A healthy reserve should help the Bainbridge Island School District weather a year of minor deficit spending.
A draft budget for fiscal year 2003-2004 shows the district running down its bank account by about $168,000, to cover an estimated $28.6 million in general operating expenditures.
Bucking a trend of cutbacks and other difficulties in school districts around the state, the budget represents a continuation of current programs and actually bolsters special education.
“In current times, that’s pretty good news,” said Ken Crawford, superintendent of schools. “Our effort in building the budget was to maintain and sustain.”
The school board will take public comment on the budget at this week’s meeting.
The budget effort reconciles waning state funding against higher district costs in such areas as insurance, and a goal of maintaining current class sizes.

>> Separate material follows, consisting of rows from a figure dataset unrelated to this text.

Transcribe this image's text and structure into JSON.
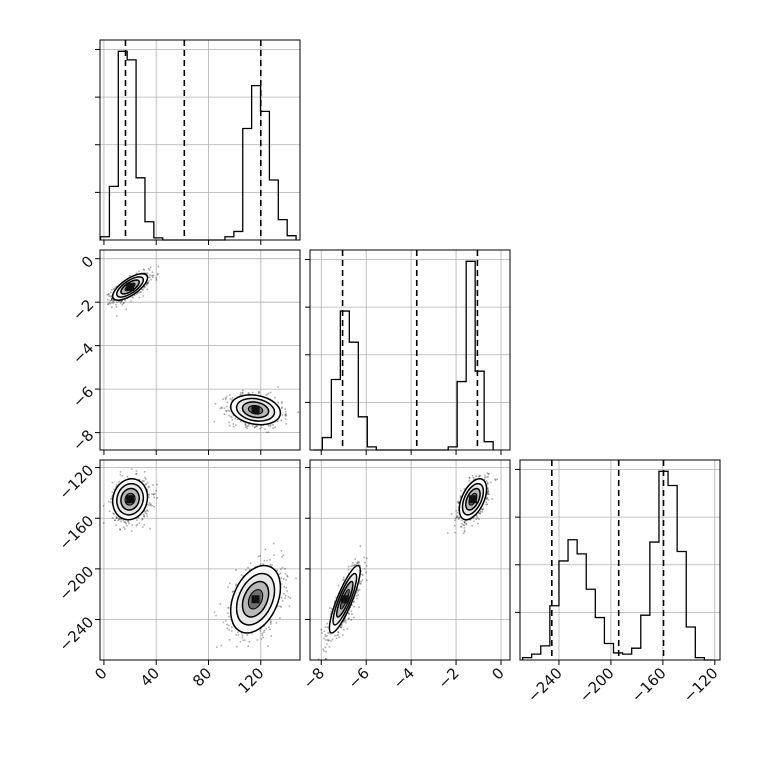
{
  "chart_data": {
    "type": "corner",
    "parameters": [
      {
        "name": "",
        "xlim": [
          -3,
          150
        ],
        "ticks": [
          0,
          40,
          80,
          120
        ],
        "tick_labels": [
          "0",
          "40",
          "80",
          "120"
        ],
        "quantiles": [
          16.5,
          61.5,
          120.0
        ],
        "hist": {
          "bins": [
            -2.6,
            4.2,
            11.0,
            17.8,
            24.6,
            31.4,
            38.2,
            45.0,
            51.8,
            58.6,
            65.4,
            72.2,
            79.0,
            85.8,
            92.6,
            99.4,
            106.2,
            113.0,
            119.8,
            126.6,
            133.4,
            140.2,
            147.0
          ],
          "counts": [
            0.015,
            0.25,
            0.88,
            0.84,
            0.29,
            0.085,
            0.01,
            0.0,
            0.0,
            0.0,
            0.0,
            0.0,
            0.0,
            0.0,
            0.015,
            0.04,
            0.52,
            0.72,
            0.6,
            0.28,
            0.095,
            0.02
          ]
        }
      },
      {
        "name": "",
        "xlim": [
          -8.5,
          0.4
        ],
        "ticks": [
          -8,
          -6,
          -4,
          -2,
          0
        ],
        "tick_labels": [
          "−8",
          "−6",
          "−4",
          "−2",
          "0"
        ],
        "quantiles": [
          -7.05,
          -3.75,
          -1.05
        ],
        "hist": {
          "bins": [
            -8.35,
            -7.95,
            -7.55,
            -7.15,
            -6.75,
            -6.35,
            -5.95,
            -5.55,
            -5.15,
            -4.75,
            -4.35,
            -3.95,
            -3.55,
            -3.15,
            -2.75,
            -2.35,
            -1.95,
            -1.55,
            -1.15,
            -0.75,
            -0.35
          ],
          "counts": [
            0.0,
            0.06,
            0.34,
            0.67,
            0.52,
            0.16,
            0.015,
            0.0,
            0.0,
            0.0,
            0.0,
            0.0,
            0.0,
            0.0,
            0.0,
            0.015,
            0.33,
            0.91,
            0.38,
            0.04
          ]
        }
      },
      {
        "name": "",
        "xlim": [
          -270,
          -116
        ],
        "ticks": [
          -240,
          -200,
          -160,
          -120
        ],
        "tick_labels": [
          "−240",
          "−200",
          "−160",
          "−120"
        ],
        "quantiles": [
          -245.5,
          -194.0,
          -159.5
        ],
        "hist": {
          "bins": [
            -268,
            -261,
            -254,
            -247,
            -240,
            -233,
            -226,
            -219,
            -212,
            -205,
            -198,
            -191,
            -184,
            -177,
            -170,
            -163,
            -156,
            -149,
            -142,
            -135,
            -128,
            -121
          ],
          "counts": [
            0.01,
            0.025,
            0.06,
            0.23,
            0.42,
            0.51,
            0.45,
            0.3,
            0.18,
            0.07,
            0.03,
            0.025,
            0.05,
            0.19,
            0.5,
            0.8,
            0.74,
            0.46,
            0.14,
            0.01,
            0.0
          ]
        }
      }
    ],
    "panels_2d": [
      {
        "row": 1,
        "col": 0,
        "ylim": [
          -8.8,
          0.4
        ],
        "yticks": [
          0,
          -2,
          -4,
          -6,
          -8
        ],
        "ytick_labels": [
          "0",
          "−2",
          "−4",
          "−6",
          "−8"
        ],
        "clusters": [
          {
            "mean_x": 20.0,
            "mean_y": -1.3,
            "sd_x": 7.0,
            "sd_y": 0.32,
            "rho": 0.7,
            "weight": 0.5
          },
          {
            "mean_x": 116.0,
            "mean_y": -6.95,
            "sd_x": 10.0,
            "sd_y": 0.36,
            "rho": -0.2,
            "weight": 0.5
          }
        ]
      },
      {
        "row": 2,
        "col": 0,
        "ylim": [
          -272,
          -114
        ],
        "yticks": [
          -120,
          -160,
          -200,
          -240
        ],
        "ytick_labels": [
          "−120",
          "−160",
          "−200",
          "−240"
        ],
        "clusters": [
          {
            "mean_x": 20.0,
            "mean_y": -145.0,
            "sd_x": 7.0,
            "sd_y": 8.5,
            "rho": 0.1,
            "weight": 0.5
          },
          {
            "mean_x": 116.0,
            "mean_y": -224.0,
            "sd_x": 10.0,
            "sd_y": 14.0,
            "rho": 0.35,
            "weight": 0.5
          }
        ]
      },
      {
        "row": 2,
        "col": 1,
        "ylim": [
          -272,
          -114
        ],
        "yticks": [
          -120,
          -160,
          -200,
          -240
        ],
        "ytick_labels": [
          "−120",
          "−160",
          "−200",
          "−240"
        ],
        "clusters": [
          {
            "mean_x": -6.95,
            "mean_y": -224.0,
            "sd_x": 0.36,
            "sd_y": 14.0,
            "rho": 0.85,
            "weight": 0.5
          },
          {
            "mean_x": -1.25,
            "mean_y": -145.0,
            "sd_x": 0.32,
            "sd_y": 8.5,
            "rho": 0.5,
            "weight": 0.5
          }
        ]
      }
    ],
    "grid": true,
    "hist_color": "#000000",
    "quantile_style": "dashed"
  }
}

The numbers assume a 1.2 percent enrollment increase – to a headcount of 4,080 – in the coming year, which Crawford described as a conservative projection.
With the state “basic education apportionment” based on enrollment, guessing low is a hedge against the financial problems that assailed the Bainbridge district several years ago. Budgeting for more students than actually showed up, the district found itself overstaffed and underfunded.
Revenue-wise, about $7.1 million will come in from local tax and non-tax sources, following overwhelming support for a four-year Bainbridge school levy last fall.
The balance comes from state and federal sources, increasingly troubled terrain. The Bainbridge district loses about $375,000 in state funding this year, thanks to budget woes in Olympia.
About $200,000 of that has been made up by local contributions to the Bainbridge Public Schools Trust, formed last year to find alternative funding sources to keep class sizes down and keep instructors in the district.
Students will bear part of the burden themselves, paying higher activity fees and more for a la carte lunch items at the high school.
On the expenditures side, the district will add three or four staff members in the growing special education programs, and several FTE in elementary education.
The district has earmarked additional transportation funds, as school buses begin running on cleaner burning – but somewhat more expensive – bio-fuels.
About $125,000 is set aside for the first phase of a two-year plan to select a new, district-wide science curriculum. Once a program is identified, materials would be purchased for the 2004-05 school year.
The budget also earmarks some funds for a possible special election next year, as the school board is considering a special levy for technology upgrades.
The “tech levy” – the district’s first since 1997 – would go to instruction-oriented classroom improvements, Crawford said.
Even with the spend-down, the district will be left with a fund reserve of about 3.75 percent.
“I think generally, our budget is in good shape because we have worked to build the reserve over the past three years,” Crawford said. “We haven’t been in deficit spending until this year, and we have the charitable help of the Trust.”